Yes, that’s what they tell me. But the truth is that I don’t know if it has any effect. For high blood pressure, for example, they drink tea made from the boiled leaves of a lime tree. There’s no proof that it works. For the flu, some people drink tea made from bougainvillea leaves and chamomile, boiled together with cinnamon. That’s what we prepare sometimes too. Tea with honey is good when you feel really congested.
Are there any traditional medicines that you discourage?
Sometimes people come from outside the community offering natural remedies saying, “This is really good. This will cure you!” A little while ago, a woman who said she was a naturalist was offering some remedy for diabetes and hypertension, and many said that it was good, that the results were worth it, so they stopped taking their medication. But a little while later, no one was cured. Now they are on the clinic’s medication again.
Has your job helped you in any way?
It makes me happy, because through this job I’ve met people I never thought I’d meet. And it’s helped me a lot because I feel fulfilled. Before I went from my kitchen, to my house, to the school and nowhere else. But with this job, I go to visit my patients. I get some exercise. I get out of my home.
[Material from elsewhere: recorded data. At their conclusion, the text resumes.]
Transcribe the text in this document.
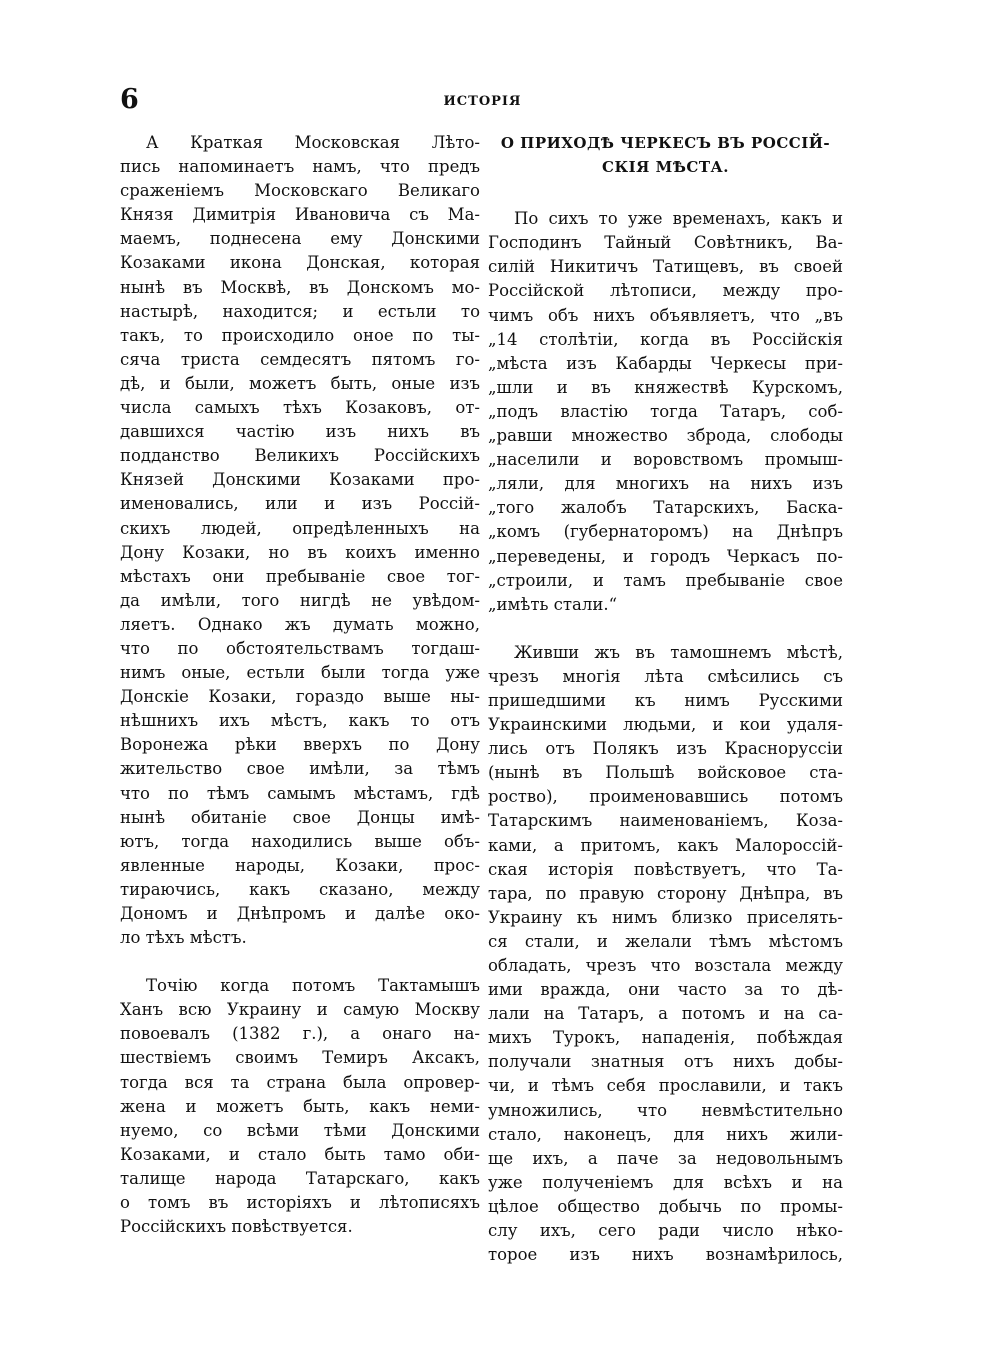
6	ИСТОРІЯ
А Краткая Московская Лѣто-
пись напоминаетъ намъ, что предъ
сраженіемъ Московскаго Великаго
Князя Димитрія Ивановича съ Ма-
маемъ, поднесена ему Донскими
Козаками икона Донская, которая
нынѣ въ Москвѣ, въ Донскомъ мо-
настырѣ, находится; и естьли то
такъ, то происходило оное по ты-
сяча триста семдесятъ пятомъ го-
дѣ, и были, можетъ быть, оные изъ
числа самыхъ тѣхъ Козаковъ, от-
давшихся частію изъ нихъ въ
подданство Великихъ Россійскихъ
Князей Донскими Козаками про-
именовались, или и изъ Россій-
скихъ людей, опредѣленныхъ на
Дону Козаки, но въ коихъ именно
мѣстахъ они пребываніе свое тог-
да имѣли, того нигдѣ не увѣдом-
ляетъ. Однако жъ думать можно,
что по обстоятельствамъ тогдаш-
нимъ оные, естьли были тогда уже
Донскіе Козаки, гораздо выше ны-
нѣшнихъ ихъ мѣстъ, какъ то отъ
Воронежа рѣки вверхъ по Дону
жительство свое имѣли, за тѣмъ
что по тѣмъ самымъ мѣстамъ, гдѣ
нынѣ обитаніе свое Донцы имѣ-
ютъ, тогда находились выше объ-
явленные народы, Козаки, прос-
тираючись, какъ сказано, между
Дономъ и Днѣпромъ и далѣе око-
ло тѣхъ мѣстъ.
Точію когда потомъ Тактамышъ
Ханъ всю Украину и самую Москву
повоевалъ (1382 г.), а онаго на-
шествіемъ своимъ Темиръ Аксакъ,
тогда вся та страна была опровер-
жена и можетъ быть, какъ неми-
нуемо, со всѣми тѣми Донскими
Козаками, и стало быть тамо оби-
талище народа Татарскаго, какъ
о томъ въ исторіяхъ и лѣтописяхъ
Россійскихъ повѣствуется.
О ПРИХОДѢ ЧЕРКЕСЪ ВЪ РОССІЙ-
СКІЯ МѢСТА.
По сихъ то уже временахъ, какъ и
Господинъ Тайный Совѣтникъ, Ва-
силій Никитичъ Татищевъ, въ своей
Россійской лѣтописи, между про-
чимъ объ нихъ объявляетъ, что „въ
„14 столѣтіи, когда въ Россійскія
„мѣста изъ Кабарды Черкесы при-
„шли и въ княжествѣ Курскомъ,
„подъ властію тогда Татаръ, соб-
„равши множество збродa, слободы
„населили и воровствомъ промыш-
„ляли, для многихъ на нихъ изъ
„того жалобъ Татарскихъ, Баска-
„комъ (губернаторомъ) на Днѣпръ
„переведены, и городъ Черкасъ по-
„строили, и тамъ пребываніе свое
„имѣть стали.“
Живши жъ въ тамошнемъ мѣстѣ,
чрезъ многія лѣта смѣсились съ
пришедшими къ нимъ Русскими
Украинскими людьми, и кои удаля-
лись отъ Полякъ изъ Красноруссіи
(нынѣ въ Польшѣ войсковое ста-
роство), проименовавшись потомъ
Татарскимъ наименованіемъ, Коза-
ками, а притомъ, какъ Малороссій-
ская исторія повѣствуетъ, что Та-
тара, по правую сторону Днѣпра, въ
Украину къ нимъ близко приселять-
ся стали, и желали тѣмъ мѣстомъ
обладать, чрезъ что возстала между
ими вражда, они часто за то дѣ-
лали на Татаръ, а потомъ и на са-
михъ Турокъ, нападенія, побѣждая
получали знатныя отъ нихъ добы-
чи, и тѣмъ себя прославили, и такъ
умножились, что невмѣстительно
стало, наконецъ, для нихъ жили-
ще ихъ, а паче за недовольнымъ
уже полученіемъ для всѣхъ и на
цѣлое общество добычь по промы-
слу ихъ, сего ради число нѣко-
торое изъ нихъ вознамѣрилось,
I forget about my own housework for a little while. When I’m out for a walk, I meet people along the road and I laugh with them.
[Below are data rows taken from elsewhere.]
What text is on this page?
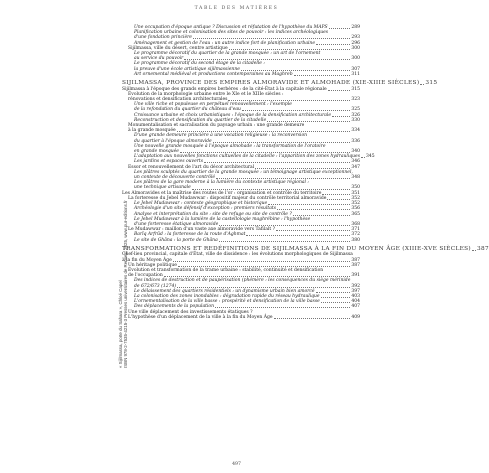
TABLE DES MATIÈRES
« Sijilmassa, porte du Sahara », Chloé Capel ISBN 978-2-7535-4215-3 Presses universitaires de Rennes, 2025, www.pur-editions.fr
Une occupation d'époque antique ? Discussion et réfutation de l'hypothèse du MAPS	289
Planification urbaine et colonisation des sites de pouvoir : les indices archéologiques
d'une fondation princière	293
Aménagement et gestion de l'eau : un autre indice fort de planification urbaine	296
Sijilmassa, ville du désert, centre artistique	300
Le programme décoratif du quartier de la grande mosquée : un art de l'ornement
au service du pouvoir	300
Le programme décoratif du second étage de la citadelle :
la preuve d'une école artistique sijilmassienne	307
Art ornemental médiéval et productions contemporaines au Maghreb	311
SIJILMASSA, PROVINCE DES EMPIRES ALMORAVIDE ET ALMOHADE (XIE-XIIIE SIÈCLES) 315
Sijilmassa à l'époque des grands empires berbères : de la cité-État à la capitale régionale	315
Évolution de la morphologie urbaine entre le XIe et le XIIIe siècles :
rénovations et densification architecturales	323
Une ville riche et populeuse en perpétuel renouvellement : l'exemple
de la refondation du quartier du château d'eau	325
Croissance urbaine et choix urbanistiques : l'époque de la densification architecturale	326
Reconstruction et densification du quartier de la citadelle	330
Monumentalisation et sacralisation du paysage urbain : une grande demeure
à la grande mosquée	334
D'une grande demeure princière à une vocation religieuse : la reconversion
du quartier à l'époque almoravide	336
Une nouvelle grande mosquée à l'époque almohade : la transformation de l'oratoire
en grande mosquée	340
L'adaptation aux nouvelles fonctions cultuelles de la citadelle : l'apparition des zones hydrauliques 345
Les jardins et espaces ouverts	346
Essor et renouvellement de l'art du décor architectural	347
Les plâtres sculptés du quartier de la grande mosquée : un témoignage artistique exceptionnel,
un contexte de découverte contrôlé	348
Les plâtres de la gare moderne à la lumière du contexte artistique régional :
une technique artisanale	350
Les Almoravides et la maîtrise des routes de l'or : organisation et contrôle du territoire	351
La forteresse du Jebel Mudawwar : dispositif majeur du contrôle territorial almoravide	352
Le Jebel Mudawwar : contexte géographique et historique	352
Archéologie d'un site défensif d'exception : premiers résultats	356
Analyse et interprétation du site : site de refuge ou site de contrôle ?	365
Le Jebel Mudawwar à la lumière de la castellologie maghrébine : l'hypothèse
d'une forteresse étatique almoravide	368
Le Mudawwar : maillon d'un vaste axe almoravide vers Tafilalt ?	371
Barīq Arfrūd : la forteresse de la route d'Aghmat	372
Le site de Ghāna : la porte de Ghāna	380
TRANSFORMATIONS ET REDÉFINITIONS DE SIJILMASSA À LA FIN DU MOYEN ÂGE (XIIIE-XVE SIÈCLES) 387
Chef-lieu provincial, capitale d'État, ville de dissidence : les évolutions morphologiques de Sijilmassa
à la fin du Moyen Âge	387
Un héritage politique	387
Évolution et transformation de la trame urbaine : stabilité, continuité et densification
de l'occupation	391
Des indices de destruction et de paupérisation (phémère : les conséquences du siège mérinide
de 672/673 (1274)	392
Le délaissement des quartiers résidentiels : un dynamisme urbain bien amorcé	397
La colonisation des zones inondables : dégradation rapide du réseau hydraulique	403
L'ornementalisation de la ville basse : prospérité et densification de la ville basse	404
Des déplacements de la population	407
Une ville déplacement des investissements étatiques ?
L'hypothèse d'un déplacement de la ville à la fin du Moyen Âge	409
497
What do you enjoy most about being a CHW?
I enjoy helping people who don’t speak Spanish.
Have you applied any lessons to your own health?
Several times we’ve had the chance to take psychoeducation courses with CES doctors. I’d experienced many things since the time I was a child up until just a little while ago. All of the advice and training Compaňeros En Salud doctors gave me, it’s helped me a lot.
Do you think the CHW program benefits communities?
This program should expand to other communities, because there are places where people don’t have family or anyone, but they need medication. Because they don’t have a CHW or aren’t aware of their health, they don’t get treatment. That’s what I would say, that there should be more of this, that the program should continue growing.